Pascal Raphael / 20.06.2014

Vielen Dank für diesen tollen Artikel!

Carl Schurz / 20.06.2014

Antisemitismus ist kein rein deutsches Problem. Das gibt es in vielen Ländern und ist, nach meinen Recherchen/Erfahrungen, vor allem bei Menschen vorzufinden, die (wahlose ad hoc Reihenfolge): - der Neid plagt - “Probleme” mit der Eigenverantwortung haben - die als Christen eher Scheinheilige darstellen und/oder als “U-Boot-Christen” unterwegs sind. (Tauchen meistens nur zur Weihnachtsmesse auf) - zu Etatismus, Totalitarismus, Obrigkeitshörigkeit neigen (mangelends Selbstbewußtsein, Minderwertigkeitskomplexe) - mit nur wenigen “Spiegelneuronen” ausgestattet sind (mangelndes Mitgefühl) - Freiheit als etwas Bedrohliches empfinden - als machtgeile Despoten Menschenopfer brauchen, - heute heißt das Sündenböcke -, um ihre (schlechte) Politik zu legitimieren Die Römer haben hierfür reichlich Vorlagen geliefert, wie man freiheitlich gesinnte Menschen versklavt. Es gibt immer wieder die Hitler-, Stalin- und Mao-Typen, die versuchen werden - mit Hilfe der zu vielen opportunistischen Humpelstilzchen - den Menschen die Freiheit herauszureissen. T. Jefferson sagte sinngemäß, dass die Freiheit nicht kostenlos zu haben ist und manchmal auch mit Blut bezahlt werden muss. Die Sehnsucht des Menschen nach Freiheit ist genetisch fixiert und auch der Grund, warum ein Teil sich vor 100.000 Jahren aus Südafrika aufmachte die Welt zu entdecken. Mir ist der Hang zum Antisemitsmus bei und vor allem Christen ein Rätsel. Diese Knallköppe haben wohl gar nichts kapiert und gehören auch eher zu den nützlichen Idioten und Kälbern die sich den eigenen Schlachter ausuchen. Unbelievable. Ich gebe, mittlerweile, H. Broder Recht, dass sich an diesem Umständen nicht viel ändern wird. Wir müssen wachsam sein und für die Freiheit kämpfen.

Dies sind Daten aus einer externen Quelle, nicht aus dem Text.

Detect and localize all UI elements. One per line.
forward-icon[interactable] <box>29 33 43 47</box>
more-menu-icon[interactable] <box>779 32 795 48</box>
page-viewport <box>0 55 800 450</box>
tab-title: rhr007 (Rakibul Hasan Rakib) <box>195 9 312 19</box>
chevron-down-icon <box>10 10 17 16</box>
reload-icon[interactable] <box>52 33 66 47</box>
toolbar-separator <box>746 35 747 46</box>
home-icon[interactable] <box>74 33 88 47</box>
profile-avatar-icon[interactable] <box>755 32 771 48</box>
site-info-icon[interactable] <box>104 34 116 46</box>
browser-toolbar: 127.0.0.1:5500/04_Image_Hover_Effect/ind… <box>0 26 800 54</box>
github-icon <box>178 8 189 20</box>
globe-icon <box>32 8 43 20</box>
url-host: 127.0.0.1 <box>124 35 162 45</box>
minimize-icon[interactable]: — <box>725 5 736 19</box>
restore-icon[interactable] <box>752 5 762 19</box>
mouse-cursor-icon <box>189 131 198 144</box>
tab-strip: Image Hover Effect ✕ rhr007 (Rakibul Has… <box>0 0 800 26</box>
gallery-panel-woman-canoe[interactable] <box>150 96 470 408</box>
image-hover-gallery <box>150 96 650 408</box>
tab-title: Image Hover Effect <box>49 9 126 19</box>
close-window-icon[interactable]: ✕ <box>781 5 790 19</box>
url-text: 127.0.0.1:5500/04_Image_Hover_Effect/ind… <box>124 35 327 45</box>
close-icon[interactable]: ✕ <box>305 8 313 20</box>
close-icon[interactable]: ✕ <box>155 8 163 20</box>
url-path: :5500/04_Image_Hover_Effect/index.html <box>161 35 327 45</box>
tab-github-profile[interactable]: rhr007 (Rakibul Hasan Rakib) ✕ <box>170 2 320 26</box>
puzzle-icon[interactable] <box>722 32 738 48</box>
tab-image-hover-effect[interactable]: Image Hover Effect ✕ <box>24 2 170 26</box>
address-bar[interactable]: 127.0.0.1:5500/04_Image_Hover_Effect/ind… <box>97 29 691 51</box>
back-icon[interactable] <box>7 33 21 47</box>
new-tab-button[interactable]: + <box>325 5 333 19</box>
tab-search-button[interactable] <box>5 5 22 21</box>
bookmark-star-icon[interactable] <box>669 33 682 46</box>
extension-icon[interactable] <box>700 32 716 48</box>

Ludwig Reiners / 20.06.2014

Beim Thema “zu Tode darben im Gazastreifen” fällt mir die Statistik über Fettleibigkeit ein, bei der (economist.com) die Männer dort weltweit an achter, die Frauen sogar an dritter Stelle stehen im Ranking von “Highest Obesity in % of Population”.

Eliyah Havemann / 20.06.2014

Man sollte meinen, dass so ein Spiegel-Artikel ein Oxymoron ist. Wer gebildet genug ist, sich gewählt auszudrücken und klug genug, um politische Zusammenhänge zu erforschen, dem muss doch sofort auffallen, dass es absoluter Nonsens ist, Israel für den Versuch zu verdammen, drei entführte Jugendliche zu retten. Dieser J.A. Heyer Artikel dürfte also eigentlich gar nicht existieren. Aber leider ist Klugheit nicht das Gegenteil von Dummheit, sondern viel zu oft eine zwingende Voraussetzung dafür. Es bedarf schon einiges an Intelligenz, um eine gesamte Elefantenherde in einem Raum erfolgreich komplett zu ignorieren.